Este año le dieron el Oscar a la mejor película extranjera a una obra danesa titulada «En un mundo mejor». La película cuenta, en paralelo, dos historias de violencia. Una se desarrolla en Dinamarca, la otra en África. Es una buena película, de esas que uno se alegra de haber visto. Creo sinceramente que es una película equilibrada, pero al terminar de verla, salí con la sensación de que no lo era, de que había un desequilibrio a favor de Dinamarca frente a África; tenía la percepción de que había más sensibilidad, más intensidad, en la descripción del sufrimiento de los protagonistas daneses que en la descripción del dolor de los protagonistas africanos. No tardé mucho tiempo en comprender que el problema no estaba en la película, sino en mí. Era yo el que, sin darme cuenta, sentía más angustia por lo que les podía pasar a los dos niños daneses que por lo que les estaba pasando a las niñas africanas. Pensé: a veces los defectos de las películas están en quienes las vemos.

Lo que me pasaba a mí con la película, les pasaba también a los amigos con los que fui a verla, no es un fenómeno extraño, sino una manifestación de algo que los sociólogos llamamos etnocentrismo. No sirve de mucho consuelo, pero también los africanos son etnocentristas, y los asiáticos, y todas las culturas en general. Por eso no es extraño que durante el pasado fin de semana la tragedia de la isla noruega de Utoya haya desviado nuestra atención de otra tragedia, la que está ocurriendo en el Cuerno de África y en la que, según la ONU, un temible asesino en serie, el hambre, tiene acorralados a 750.000 niños. Si fuera de otro modo, entonces podríamos pensar que estamos más avanzados que los africanos o los asiáticos; pero no, no estamos más avanzados, somos humanos. Es verdad que con mejores casas, mejor alimentados y hasta más libres que los africanos, pero igual de humanos.

En realidad, tampoco es que la tragedia africana estuviera en el primer plano de nuestras conciencias, por esos días estábamos concentrados en las tribulaciones de Rupert Murdoch, en la crisis de la deuda soberana y, en España, de la dimisión de Camps. La cuestión es que, al final, el guión de la película se ha quedado corto, muy corto. La realidad en un pequeño lugar de Noruega y en una inmensa parte de África ha superado la imaginación de los fantásticos guionistas de «En un mundo mejor».

Me preocupa que algunos teman que aprovechemos que el hombre que asesinó a los jóvenes socialistas noruegos era ultracristiano y ultraderechista. Leo en un periódico de la capital, que da cobijo en sus páginas a muchas opiniones de extrema derecha, que ya hay quien advierte en defensa preventiva que el asesino también era masón.
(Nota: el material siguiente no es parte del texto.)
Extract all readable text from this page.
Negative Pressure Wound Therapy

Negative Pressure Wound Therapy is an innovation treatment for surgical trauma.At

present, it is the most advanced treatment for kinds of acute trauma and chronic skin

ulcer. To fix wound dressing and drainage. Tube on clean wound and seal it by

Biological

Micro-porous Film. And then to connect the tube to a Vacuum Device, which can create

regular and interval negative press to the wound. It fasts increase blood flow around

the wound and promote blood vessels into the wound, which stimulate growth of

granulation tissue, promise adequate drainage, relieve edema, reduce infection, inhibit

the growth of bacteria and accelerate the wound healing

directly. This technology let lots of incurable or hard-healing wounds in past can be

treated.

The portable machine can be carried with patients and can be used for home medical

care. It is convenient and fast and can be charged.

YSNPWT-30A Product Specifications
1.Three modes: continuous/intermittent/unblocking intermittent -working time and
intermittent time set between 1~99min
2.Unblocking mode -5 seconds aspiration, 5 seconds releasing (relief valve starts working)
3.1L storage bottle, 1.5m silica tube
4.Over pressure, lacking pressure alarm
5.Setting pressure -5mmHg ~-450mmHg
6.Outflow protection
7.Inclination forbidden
Todo eso me parece absurdo, del cristianismo han nacido la Inquisición y también ese amor capaz de curar y dar afecto a seres humanos con enfermedades tan repugnantes que otros jamás se acercarían a ellos.

Cosas parecidas se pueden decir de otras religiones y creencias políticas. Es el extremismo, el fanatismo, la intolerancia, lo que puede degradar el mejor ideal hasta transformarlo en una pesadilla. Esa pesadilla en la que se ha convertido ya su vida, y para siempre, para los padres de los jóvenes asesinados en una pequeña isla noruega a la que sus hijos habían acudido a aprender un bello ideal de convivencia, de solidaridad y de libertad.

Me angustia pensar que si el fanatismo es capaz de truncar 85 jóvenes vidas en Noruega, haya algo sobre la faz de la tierra capaz de segar 750.000 jóvenes vidas en África: la indiferencia.